You want a good intensity of your library peak and narrow distribution that corresponds with the gel-selected size, well-resolved lower and upper marker, good fluorescence intensity of your lower marker, no peak overlap with either marker, as well as the flat baseline.
Running the size-selected cDNA library ensures that the size-selected fragments are of the correct size and that sample loss due to gel-based size selection is minimal. Incorrect selection of fragments leads to potential incompatibility of library with a preferred read length, wherein reads will run into the adapter region. Too much sample loss will also compromise library complexity, leading to high duplication rates.
And finally, for QC step three, this is the quality control for the prepped RNA Seq library. And again, we are looking for good library yield as well as distribution. This is done still with the DNA 1000 assay.
What we are looking for here is the Gaussian distributuion of fragments with good intensity of library peak, narrow distribution if size selection was implemented, well-resolved lower and upper marker, good fluorescence intensity of both markers, no overlapping peaks with either markers, as well as a flat baseline.
Assessment of the amplified library allows for estimation of success of the library preparation, determination of yield to calculate required dilution for optimal cluster generation, and finally the selection of the proper read length for sequencing based on the approximate insert slides.

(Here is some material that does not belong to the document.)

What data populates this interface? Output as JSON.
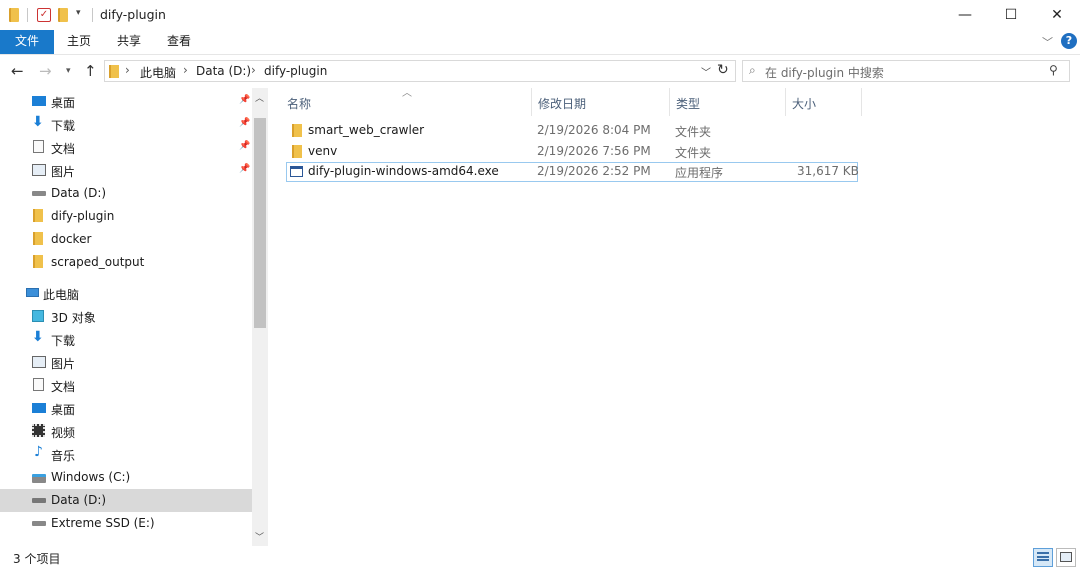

At this point, I would like to summarize all these topics that were touched upon during this talk. As a summary, RNA Seq is a highly sensitive deep sequencing technology that allows for single-base resolution in identifying nucleotide variants on the transcript level as well as enabling study of differential gene expression and alternative splicing.
Quality of input RNA and the libraries as a whole impact the success of the workflow, quality of sequencing, and quality of the RNA Seq data that is generated, and finally, that the 2100 Bioanalyzer is a key instrument in assessing both the input RNA and the resulting cDNA libraries with a simple and easy workflow, assays that are tailored to specific needs, and a user-friendly software that generates easily understandable results.
Thank you very much, and I hope you have a good day.